Revised: July 31, 2020

Published: November 9, 2020

**Keywords:**distributions, sampling, correlated sampling, coupling, MinHash, communication complexity

**Categories:**algorithms, approximation algorithms, sampling, distributions, correlated sampling, coupling, communication complexity

**ACM Classification:**F.0, G.3

**AMS Classification:**68Q99, 94A20, 68W15

**Abstract:**
[Plain Text Version]

In the *correlated sampling* problem, two players
are given probability distributions $P$ and $Q$, respectively,
over the same finite
set,
with access to shared randomness.
Without any communication, the two players are each required to output an
element sampled according to their respective distributions, while trying to
minimize the probability that their outputs disagree.
A well known strategy due to Kleinberg--Tardos and Holenstein, with a close variant (for a similar problem) due to Broder, solves this task with disagreement probability at most $2 \delta/(1+\delta)$, where $\delta$ is the total variation distance between $P$ and $Q$. This strategy has been used in several different contexts,
including sketching algorithms, approximation algorithms based on rounding linear programming relaxations, the study of parallel repetition and cryptography.

In this paper, we give a surprisingly simple proof that this strategy is essentially optimal. Specifically, for every $\delta \in (0,1)$, we show that any correlated sampling strategy incurs a disagreement probability of essentially $2\delta/(1+\delta)$ on some inputs $P$ and $Q$ with total variation distance at most $\delta$. This partially answers a recent question of Rivest.
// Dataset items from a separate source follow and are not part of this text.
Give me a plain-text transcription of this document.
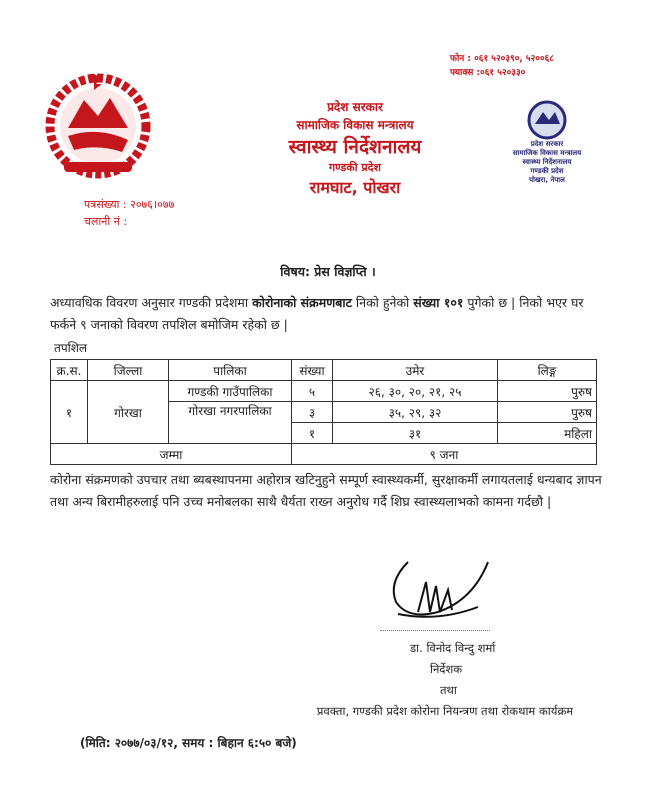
फोन : ०६१ ५२०३९०, ५२००६८
फ्याक्स :०६१ ५२०३३०
प्रदेश सरकार
सामाजिक विकास मन्त्रालय
स्वास्थ्य निर्देशनालय
गण्डकी प्रदेश
रामघाट, पोखरा
प्रदेश सरकार
सामाजिक विकास मन्त्रालय
स्वास्थ्य निर्देशनालय
गण्डकी प्रदेश
पोखरा, नेपाल
पत्रसंख्या : २०७६।०७७
चलानी नं :
विषय: प्रेस विज्ञप्ति ।
अध्यावधिक विवरण अनुसार गण्डकी प्रदेशमा कोरोनाको संक्रमणबाट निको हुनेको संख्या १०१ पुगेको छ | निको भएर घर फर्कने ९ जनाको विवरण तपशिल बमोजिम रहेको छ |
तपशिल
क्र.स.	जिल्ला	पालिका	संख्या	उमेर	लिङ्ग
१	गोरखा	गण्डकी गाउँपालिका	५	२६, ३०, २०, २१, २५	पुरुष
		गोरखा नगरपालिका	३	३५, २९, ३२	पुरुष
			१	३१	महिला
जम्मा			९ जना		
कोरोना संक्रमणको उपचार तथा ब्यबस्थापनमा अहोरात्र खटिनुहुने सम्पूर्ण स्वास्थ्यकर्मी, सुरक्षाकर्मी लगायतलाई धन्यबाद ज्ञापन तथा अन्य बिरामीहरुलाई पनि उच्च मनोबलका साथै धैर्यता राख्न अनुरोध गर्दै शिघ्र स्वास्थ्यलाभको कामना गर्दछौ |
डा. विनोद विन्दु शर्मा
निर्देशक
तथा
प्रवक्ता, गण्डकी प्रदेश कोरोना नियन्त्रण तथा रोकथाम कार्यक्रम
(मिति: २०७७/०३/१२, समय : बिहान ६:५० बजे)
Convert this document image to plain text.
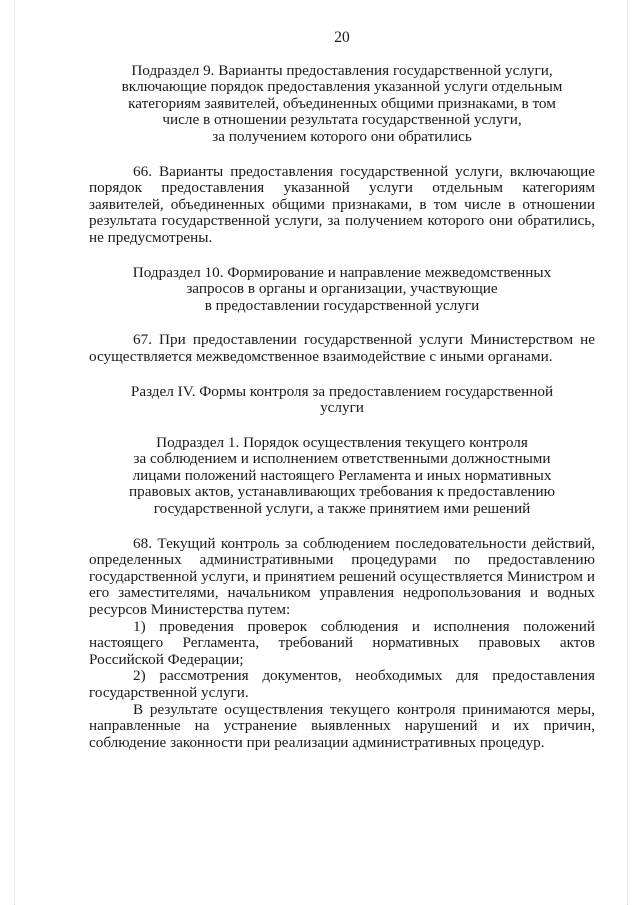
20

Подраздел 9. Варианты предоставления государственной услуги,
включающие порядок предоставления указанной услуги отдельным
категориям заявителей, объединенных общими признаками, в том
числе в отношении результата государственной услуги,
за получением которого они обратились

66. Варианты предоставления государственной услуги, включающие порядок предоставления указанной услуги отдельным категориям заявителей, объединенных общими признаками, в том числе в отношении результата государственной услуги, за получением которого они обратились, не предусмотрены.

Подраздел 10. Формирование и направление межведомственных
запросов в органы и организации, участвующие
в предоставлении государственной услуги

67. При предоставлении государственной услуги Министерством не осуществляется межведомственное взаимодействие с иными органами.

Раздел IV. Формы контроля за предоставлением государственной
услуги
Подраздел 1. Порядок осуществления текущего контроля
за соблюдением и исполнением ответственными должностными
лицами положений настоящего Регламента и иных нормативных
правовых актов, устанавливающих требования к предоставлению
государственной услуги, а также принятием ими решений

68. Текущий контроль за соблюдением последовательности действий, определенных административными процедурами по предоставлению государственной услуги, и принятием решений осуществляется Министром и его заместителями, начальником управления недропользования и водных ресурсов Министерства путем:

1) проведения проверок соблюдения и исполнения положений настоящего Регламента, требований нормативных правовых актов Российской Федерации;

2) рассмотрения документов, необходимых для предоставления государственной услуги.

В результате осуществления текущего контроля принимаются меры, направленные на устранение выявленных нарушений и их причин, соблюдение законности при реализации административных процедур.
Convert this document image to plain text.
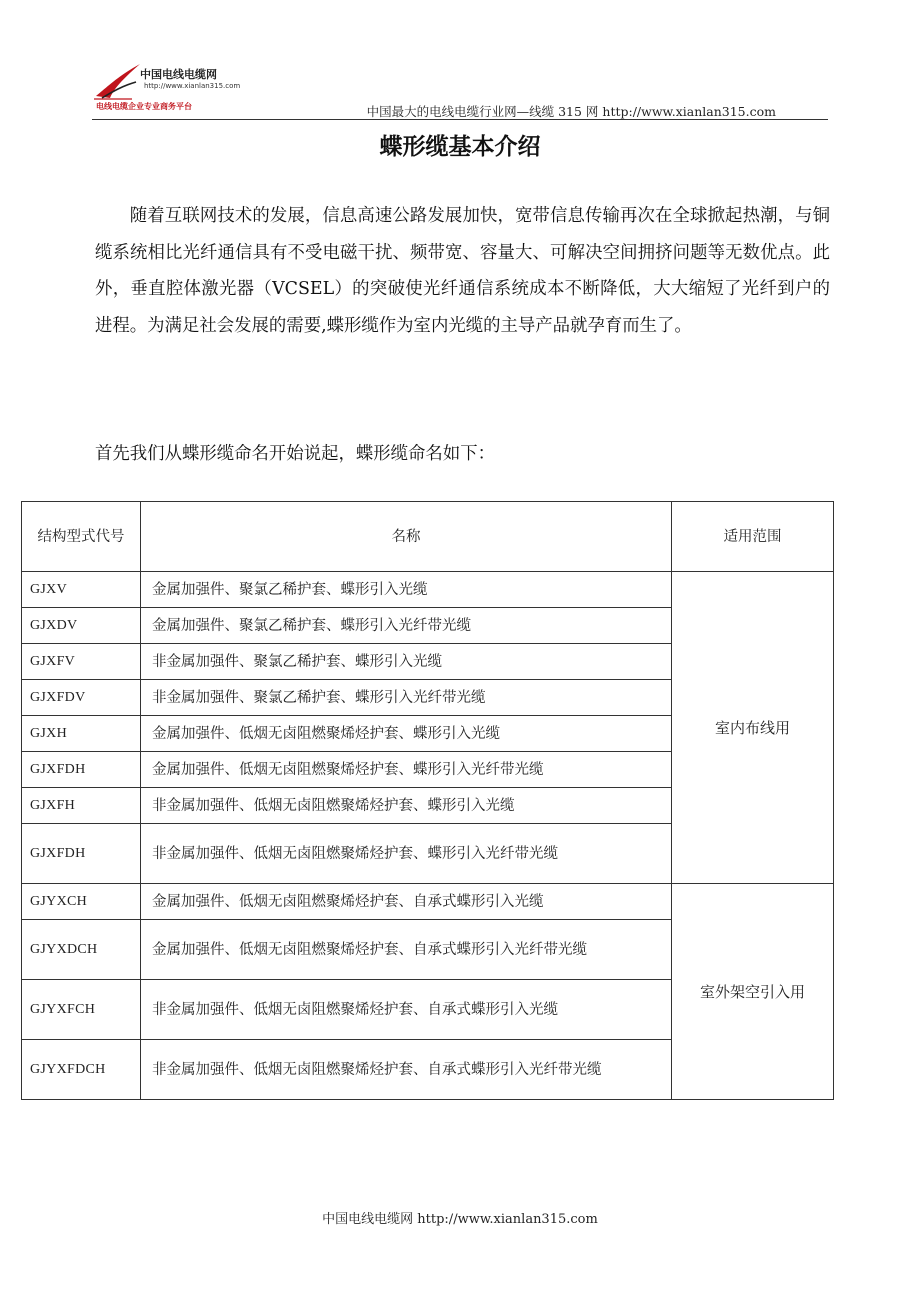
中国电线电缆网
http://www.xianlan315.com
电线电缆企业专业商务平台	中国最大的电线电缆行业网—线缆 315 网 http://www.xianlan315.com
蝶形缆基本介绍

随着互联网技术的发展，信息高速公路发展加快，宽带信息传输再次在全球掀起热潮，与铜缆系统相比光纤通信具有不受电磁干扰、频带宽、容量大、可解决空间拥挤问题等无数优点。此外，垂直腔体激光器（VCSEL）的突破使光纤通信系统成本不断降低，大大缩短了光纤到户的进程。为满足社会发展的需要,蝶形缆作为室内光缆的主导产品就孕育而生了。

首先我们从蝶形缆命名开始说起，蝶形缆命名如下：

结构型式代号	名称	适用范围
GJXV	金属加强件、聚氯乙稀护套、蝶形引入光缆	室内布线用
GJXDV	金属加强件、聚氯乙稀护套、蝶形引入光纤带光缆	
GJXFV	非金属加强件、聚氯乙稀护套、蝶形引入光缆	
GJXFDV	非金属加强件、聚氯乙稀护套、蝶形引入光纤带光缆	
GJXH	金属加强件、低烟无卤阻燃聚烯烃护套、蝶形引入光缆	
GJXFDH	金属加强件、低烟无卤阻燃聚烯烃护套、蝶形引入光纤带光缆	
GJXFH	非金属加强件、低烟无卤阻燃聚烯烃护套、蝶形引入光缆	
GJXFDH	非金属加强件、低烟无卤阻燃聚烯烃护套、蝶形引入光纤带光缆	
GJYXCH	金属加强件、低烟无卤阻燃聚烯烃护套、自承式蝶形引入光缆	室外架空引入用
GJYXDCH	金属加强件、低烟无卤阻燃聚烯烃护套、自承式蝶形引入光纤带光缆	
GJYXFCH	非金属加强件、低烟无卤阻燃聚烯烃护套、自承式蝶形引入光缆	
GJYXFDCH	非金属加强件、低烟无卤阻燃聚烯烃护套、自承式蝶形引入光纤带光缆	
中国电线电缆网 http://www.xianlan315.com
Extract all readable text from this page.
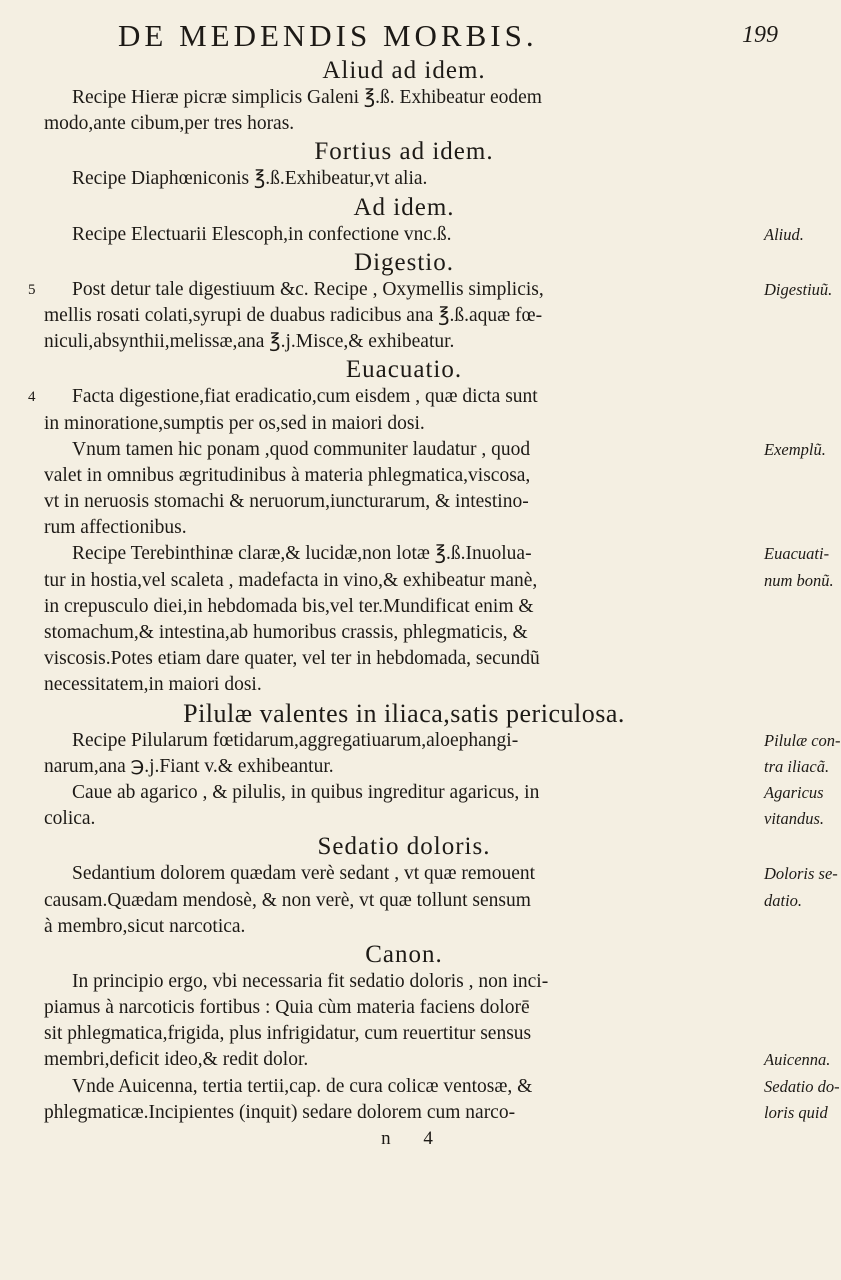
DE MEDENDIS MORBIS.	199
Aliud ad idem.
Recipe Hieræ picræ simplicis Galeni ℥.ß. Exhibeatur eodem
modo,ante cibum,per tres horas.
Fortius ad idem.
Recipe Diaphœniconis ℥.ß.Exhibeatur,vt alia.
Ad idem.
Recipe Electuarii Elescoph,in confectione vnc.ß.	Aliud.
Digestio.
5 Post detur tale digestiuum &c. Recipe , Oxymellis simplicis,	Digestiuũ.
mellis rosati colati,syrupi de duabus radicibus ana ℥.ß.aquæ fœ-
niculi,absynthii,melissæ,ana ℥.j.Misce,& exhibeatur.
Euacuatio.
4 Facta digestione,fiat eradicatio,cum eisdem , quæ dicta sunt
in minoratione,sumptis per os,sed in maiori dosi.
Vnum tamen hic ponam ,quod communiter laudatur , quod	Exemplũ.
valet in omnibus ægritudinibus à materia phlegmatica,viscosa,
vt in neruosis stomachi & neruorum,iuncturarum, & intestino-
rum affectionibus.
Recipe Terebinthinæ claræ,& lucidæ,non lotæ ℥.ß.Inuolua-	Euacuati-
tur in hostia,vel scaleta , madefacta in vino,& exhibeatur manè,	num bonũ.
in crepusculo diei,in hebdomada bis,vel ter.Mundificat enim &
stomachum,& intestina,ab humoribus crassis, phlegmaticis, &
viscosis.Potes etiam dare quater, vel ter in hebdomada, secundũ
necessitatem,in maiori dosi.
Pilulæ valentes in iliaca,satis periculosa.
Recipe Pilularum fœtidarum,aggregatiuarum,aloephangi-	Pilulæ con-
narum,ana ℈.j.Fiant v.& exhibeantur.	tra iliacã.
Caue ab agarico , & pilulis, in quibus ingreditur agaricus, in	Agaricus
colica.	vitandus.
Sedatio doloris.
Sedantium dolorem quædam verè sedant , vt quæ remouent	Doloris se-
causam.Quædam mendosè, & non verè, vt quæ tollunt sensum	datio.
à membro,sicut narcotica.
Canon.
In principio ergo, vbi necessaria fit sedatio doloris , non inci-
piamus à narcoticis fortibus : Quia cùm materia faciens dolorē
sit phlegmatica,frigida, plus infrigidatur, cum reuertitur sensus
membri,deficit ideo,& redit dolor.	Auicenna.
Vnde Auicenna, tertia tertii,cap. de cura colicæ ventosæ, &	Sedatio do-
phlegmaticæ.Incipientes (inquit) sedare dolorem cum narco-	loris quid
n 4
Our proof is based on studying a new problem that we call *constrained agreement*. Here, the two players are given subsets $A \subseteq [n]$ and $B \subseteq [n]$, respectively,
and their goal is to output an element $i \in A$ and $j \in B$, respectively,
while minimizing the probability that $i \neq j$. We prove tight bounds for this question, which in turn imply tight bounds for correlated sampling. Though we settle basic questions about the two problems, our formulation leads to more fine grained questions that remain open.